The percentage sequence identity for chloroplast-encoded genes, showing the average data for a 55-way alignment for individual chloroplast genes of 11 species. Gene identities are given in the outermost circle. The scale shows the homology percentage (0–100%). Species comparisons were performed for Glycine max (G.m), Lotus japonicus (L.j), Vigna unguiculata (V.u), Lens culinaris (L.c), Cicer arietinum (C.a), Vigna radiata (V.r), Pisum sativum (P.s), Medicago truncatula (M.t), Arachis hypogaea (A.h), Phaseolus vulgaris (P.v), and Vicia faba (V.f).

Fig. 6.

Representative examples of sequence identity maps drawn for the highly homologous psbA gene and the clpP gene with low homology. Maps were constructed from a multiway homology comparison between 11 legume species; Glycine max (G.m), Lotus japonicus (L.j), Vigna unguiculata (V.u), Lens culinaris (L.c), Cicer arietinum (C.a), Vigna radiata (V.r), Pisum sativum (P.s), Medicago truncatula (M.t), Arachis hypogaea (A.h), Phaseolus vulgaris (P.v), and Vicia faba (V.f). High degrees of homology between compared species are shown in dark red, while a lack of detectable matches is shown in white. Quantitation is as shown in the scale bar. Homology was determined across a 10 bp frame (i.e. a single polymorphism would give 90% homology).

Fig. 7.

The percentage sequence identity for genes encoded in the mitochondrial genome. Average data for individual mitochondrial genes from six species were subjected to a 15-way alignment. Gene identities are given in the outermost circle. The scale shows the percentage sequence identity (0–100%).
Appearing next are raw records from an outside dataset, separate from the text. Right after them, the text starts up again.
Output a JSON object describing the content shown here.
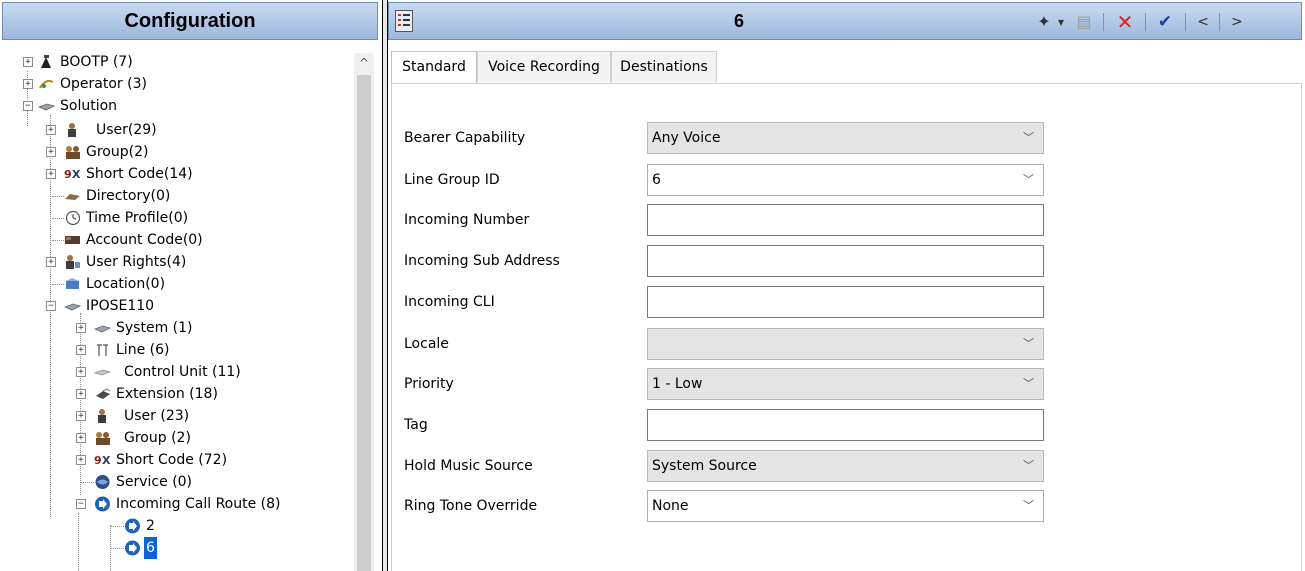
{
  "left_panel": {
    "title": "Configuration",
    "tree": [
      {
        "label": "BOOTP (7)",
        "icon": "bootp-icon"
      },
      {
        "label": "Operator (3)",
        "icon": "operator-icon"
      },
      {
        "label": "Solution",
        "icon": "solution-icon"
      },
      {
        "label": "User(29)",
        "icon": "user-icon"
      },
      {
        "label": "Group(2)",
        "icon": "group-icon"
      },
      {
        "label": "Short Code(14)",
        "icon": "short-code-icon"
      },
      {
        "label": "Directory(0)",
        "icon": "directory-icon"
      },
      {
        "label": "Time Profile(0)",
        "icon": "clock-icon"
      },
      {
        "label": "Account Code(0)",
        "icon": "account-code-icon"
      },
      {
        "label": "User Rights(4)",
        "icon": "user-rights-icon"
      },
      {
        "label": "Location(0)",
        "icon": "location-icon"
      },
      {
        "label": "IPOSE110",
        "icon": "system-unit-icon"
      },
      {
        "label": "System (1)",
        "icon": "system-unit-icon"
      },
      {
        "label": "Line (6)",
        "icon": "line-icon"
      },
      {
        "label": "Control Unit (11)",
        "icon": "control-unit-icon"
      },
      {
        "label": "Extension (18)",
        "icon": "extension-icon"
      },
      {
        "label": "User (23)",
        "icon": "user-icon"
      },
      {
        "label": "Group (2)",
        "icon": "group-icon"
      },
      {
        "label": "Short Code (72)",
        "icon": "short-code-icon"
      },
      {
        "label": "Service (0)",
        "icon": "service-icon"
      },
      {
        "label": "Incoming Call Route (8)",
        "icon": "incoming-call-route-icon"
      },
      {
        "label": "2",
        "icon": "incoming-call-route-icon"
      },
      {
        "label": "6",
        "icon": "incoming-call-route-icon"
      }
    ],
    "scroll_up_glyph": "^"
  },
  "right_panel": {
    "title": "6",
    "toolbar": {
      "new_glyph": "✦",
      "dropdown_glyph": "▾",
      "export_glyph": "▤",
      "cancel_glyph": "✕",
      "ok_glyph": "✔",
      "prev_glyph": "<",
      "next_glyph": ">"
    },
    "tabs": [
      "Standard",
      "Voice Recording",
      "Destinations"
    ],
    "active_tab": "Standard",
    "fields": [
      {
        "label": "Bearer Capability",
        "value": "Any Voice",
        "type": "select-disabled"
      },
      {
        "label": "Line Group ID",
        "value": "6",
        "type": "combo"
      },
      {
        "label": "Incoming Number",
        "value": "",
        "type": "text"
      },
      {
        "label": "Incoming Sub Address",
        "value": "",
        "type": "text"
      },
      {
        "label": "Incoming CLI",
        "value": "",
        "type": "text"
      },
      {
        "label": "Locale",
        "value": "",
        "type": "select-disabled"
      },
      {
        "label": "Priority",
        "value": "1 - Low",
        "type": "select-disabled"
      },
      {
        "label": "Tag",
        "value": "",
        "type": "text"
      },
      {
        "label": "Hold Music Source",
        "value": "System Source",
        "type": "select-disabled"
      },
      {
        "label": "Ring Tone Override",
        "value": "None",
        "type": "combo"
      }
    ],
    "dropdown_arrow_glyph": "﹀"
  },
  "colors": {
    "header_gradient_top": "#c9daf0",
    "header_gradient_bottom": "#9cb7dd",
    "selection": "#0a64d8",
    "cancel_red": "#d6282b",
    "ok_blue": "#1d3fa3",
    "call_route_blue": "#1e63b5"
  }
}
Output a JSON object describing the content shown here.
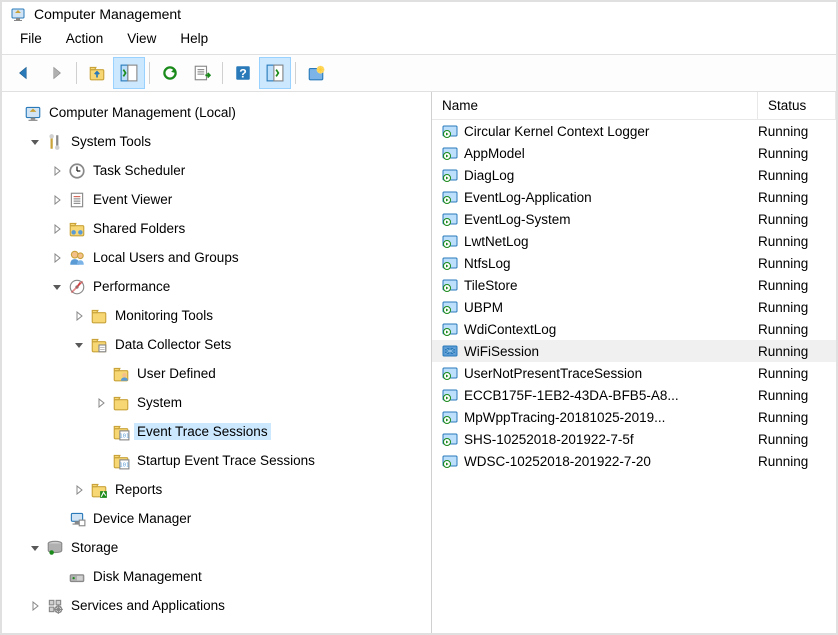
{
  "title": "Computer Management",
  "menu": [
    "File",
    "Action",
    "View",
    "Help"
  ],
  "toolbar": [
    {
      "name": "back-icon",
      "active": false
    },
    {
      "name": "forward-icon",
      "active": false
    },
    {
      "name": "sep"
    },
    {
      "name": "up-folder-icon",
      "active": false
    },
    {
      "name": "show-hide-tree-icon",
      "active": true
    },
    {
      "name": "sep"
    },
    {
      "name": "refresh-icon",
      "active": false
    },
    {
      "name": "export-list-icon",
      "active": false
    },
    {
      "name": "sep"
    },
    {
      "name": "help-icon",
      "active": false
    },
    {
      "name": "show-hide-action-icon",
      "active": true
    },
    {
      "name": "sep"
    },
    {
      "name": "new-session-icon",
      "active": false
    }
  ],
  "tree": {
    "root": {
      "label": "Computer Management (Local)",
      "icon": "compmgmt-icon",
      "indent": 0,
      "caret": "open",
      "children": [
        {
          "label": "System Tools",
          "icon": "systools-icon",
          "indent": 1,
          "caret": "open",
          "children": [
            {
              "label": "Task Scheduler",
              "icon": "clock-icon",
              "indent": 2,
              "caret": "closed"
            },
            {
              "label": "Event Viewer",
              "icon": "eventviewer-icon",
              "indent": 2,
              "caret": "closed"
            },
            {
              "label": "Shared Folders",
              "icon": "sharedfolders-icon",
              "indent": 2,
              "caret": "closed"
            },
            {
              "label": "Local Users and Groups",
              "icon": "users-icon",
              "indent": 2,
              "caret": "closed"
            },
            {
              "label": "Performance",
              "icon": "perf-icon",
              "indent": 2,
              "caret": "open",
              "children": [
                {
                  "label": "Monitoring Tools",
                  "icon": "folder-icon",
                  "indent": 3,
                  "caret": "closed"
                },
                {
                  "label": "Data Collector Sets",
                  "icon": "dcs-icon",
                  "indent": 3,
                  "caret": "open",
                  "children": [
                    {
                      "label": "User Defined",
                      "icon": "folder-user-icon",
                      "indent": 4,
                      "caret": "none"
                    },
                    {
                      "label": "System",
                      "icon": "folder-icon",
                      "indent": 4,
                      "caret": "closed"
                    },
                    {
                      "label": "Event Trace Sessions",
                      "icon": "ets-icon",
                      "indent": 4,
                      "caret": "none",
                      "selected": true
                    },
                    {
                      "label": "Startup Event Trace Sessions",
                      "icon": "ets-icon",
                      "indent": 4,
                      "caret": "none"
                    }
                  ]
                },
                {
                  "label": "Reports",
                  "icon": "folder-report-icon",
                  "indent": 3,
                  "caret": "closed"
                }
              ]
            },
            {
              "label": "Device Manager",
              "icon": "devmgr-icon",
              "indent": 2,
              "caret": "none"
            }
          ]
        },
        {
          "label": "Storage",
          "icon": "storage-icon",
          "indent": 1,
          "caret": "open",
          "children": [
            {
              "label": "Disk Management",
              "icon": "diskmgmt-icon",
              "indent": 2,
              "caret": "none"
            }
          ]
        },
        {
          "label": "Services and Applications",
          "icon": "services-icon",
          "indent": 1,
          "caret": "closed"
        }
      ]
    }
  },
  "list": {
    "columns": {
      "name": "Name",
      "status": "Status"
    },
    "rows": [
      {
        "name": "Circular Kernel Context Logger",
        "status": "Running",
        "selected": false
      },
      {
        "name": "AppModel",
        "status": "Running",
        "selected": false
      },
      {
        "name": "DiagLog",
        "status": "Running",
        "selected": false
      },
      {
        "name": "EventLog-Application",
        "status": "Running",
        "selected": false
      },
      {
        "name": "EventLog-System",
        "status": "Running",
        "selected": false
      },
      {
        "name": "LwtNetLog",
        "status": "Running",
        "selected": false
      },
      {
        "name": "NtfsLog",
        "status": "Running",
        "selected": false
      },
      {
        "name": "TileStore",
        "status": "Running",
        "selected": false
      },
      {
        "name": "UBPM",
        "status": "Running",
        "selected": false
      },
      {
        "name": "WdiContextLog",
        "status": "Running",
        "selected": false
      },
      {
        "name": "WiFiSession",
        "status": "Running",
        "selected": true
      },
      {
        "name": "UserNotPresentTraceSession",
        "status": "Running",
        "selected": false
      },
      {
        "name": "ECCB175F-1EB2-43DA-BFB5-A8...",
        "status": "Running",
        "selected": false
      },
      {
        "name": "MpWppTracing-20181025-2019...",
        "status": "Running",
        "selected": false
      },
      {
        "name": "SHS-10252018-201922-7-5f",
        "status": "Running",
        "selected": false
      },
      {
        "name": "WDSC-10252018-201922-7-20",
        "status": "Running",
        "selected": false
      }
    ]
  }
}
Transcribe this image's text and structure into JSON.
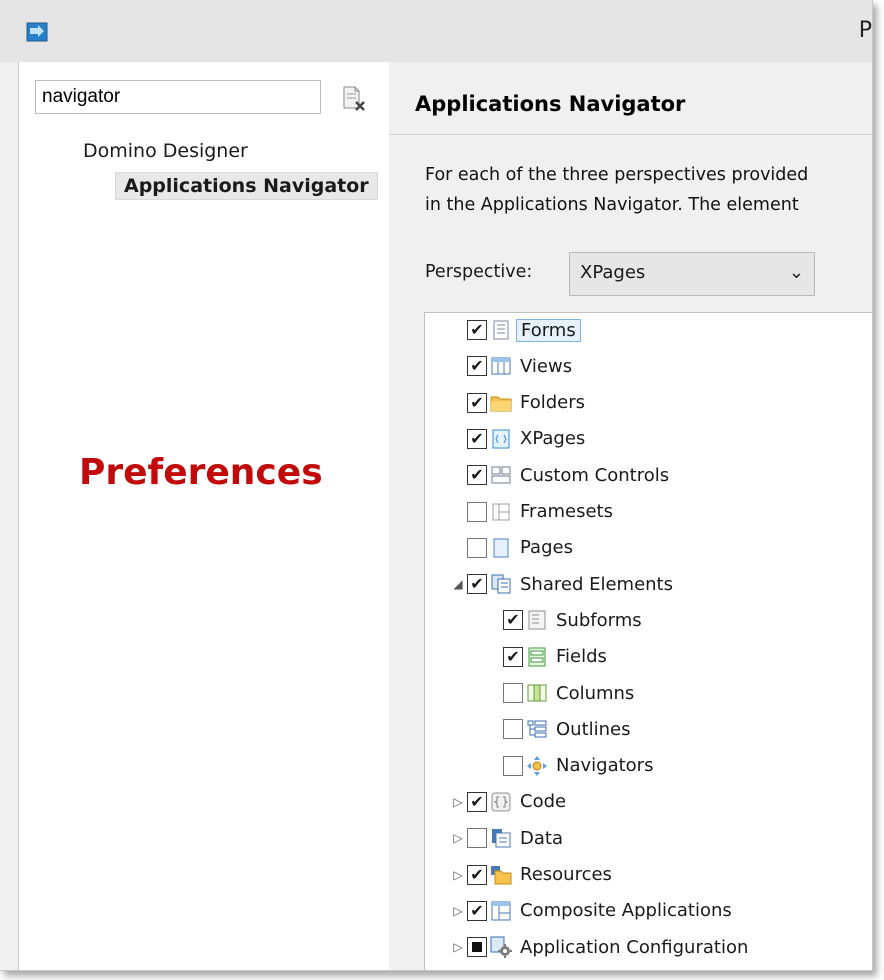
{
  "window": {
    "title": "P"
  },
  "left": {
    "filter_value": "navigator",
    "tree_root": "Domino Designer",
    "tree_selected": "Applications Navigator",
    "watermark": "Preferences"
  },
  "right": {
    "page_title": "Applications Navigator",
    "description_line1": "For each of the three perspectives provided",
    "description_line2": "in the Applications Navigator. The element",
    "perspective_label": "Perspective:",
    "perspective_value": "XPages",
    "dropdown_arrow": "⌄"
  },
  "tree_items": [
    {
      "label": "Forms",
      "checked": "checked",
      "icon": "form-icon",
      "expander": ""
    },
    {
      "label": "Views",
      "checked": "checked",
      "icon": "view-icon",
      "expander": ""
    },
    {
      "label": "Folders",
      "checked": "checked",
      "icon": "folder-icon",
      "expander": ""
    },
    {
      "label": "XPages",
      "checked": "checked",
      "icon": "xpage-icon",
      "expander": ""
    },
    {
      "label": "Custom Controls",
      "checked": "checked",
      "icon": "custom-control-icon",
      "expander": ""
    },
    {
      "label": "Framesets",
      "checked": "unchecked",
      "icon": "frameset-icon",
      "expander": ""
    },
    {
      "label": "Pages",
      "checked": "unchecked",
      "icon": "page-icon",
      "expander": ""
    },
    {
      "label": "Shared Elements",
      "checked": "checked",
      "icon": "shared-elements-icon",
      "expander": "expanded"
    },
    {
      "label": "Subforms",
      "checked": "checked",
      "icon": "subform-icon",
      "expander": "",
      "level": 1
    },
    {
      "label": "Fields",
      "checked": "checked",
      "icon": "field-icon",
      "expander": "",
      "level": 1
    },
    {
      "label": "Columns",
      "checked": "unchecked",
      "icon": "column-icon",
      "expander": "",
      "level": 1
    },
    {
      "label": "Outlines",
      "checked": "unchecked",
      "icon": "outline-icon",
      "expander": "",
      "level": 1
    },
    {
      "label": "Navigators",
      "checked": "unchecked",
      "icon": "navigator-icon",
      "expander": "",
      "level": 1
    },
    {
      "label": "Code",
      "checked": "checked",
      "icon": "code-icon",
      "expander": "collapsed"
    },
    {
      "label": "Data",
      "checked": "unchecked",
      "icon": "data-icon",
      "expander": "collapsed"
    },
    {
      "label": "Resources",
      "checked": "checked",
      "icon": "resources-icon",
      "expander": "collapsed"
    },
    {
      "label": "Composite Applications",
      "checked": "checked",
      "icon": "composite-app-icon",
      "expander": "collapsed"
    },
    {
      "label": "Application Configuration",
      "checked": "partial",
      "icon": "app-config-icon",
      "expander": "collapsed"
    }
  ],
  "colors": {
    "watermark": "#c20a0a",
    "focus_border": "#7fb2e5",
    "window_bg": "#f0f0f0"
  }
}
Species comparisons were performed for Medicago truncatula (M.t), Lotus japonicus (L.j), Glycine max (G.m), Vigna angularis (V.a), Vigna radiata (V.r), and Vicia faba (V.f).

Fig. 8.

Percentage homology maps for cox3 and nad2. Maps were constructed from a multiway homology comparison of six legume species: Medicago truncatula (M.t), Lotus japonicus (L.j), Glycine max (G.m), Vigna angularis (V.a), Vigna radiata (V.r), and Vicia faba (V.f). High degrees of homology are shown in dark red, and a lack of detectable match is shown in white, with quantitation as shown in the scale bar.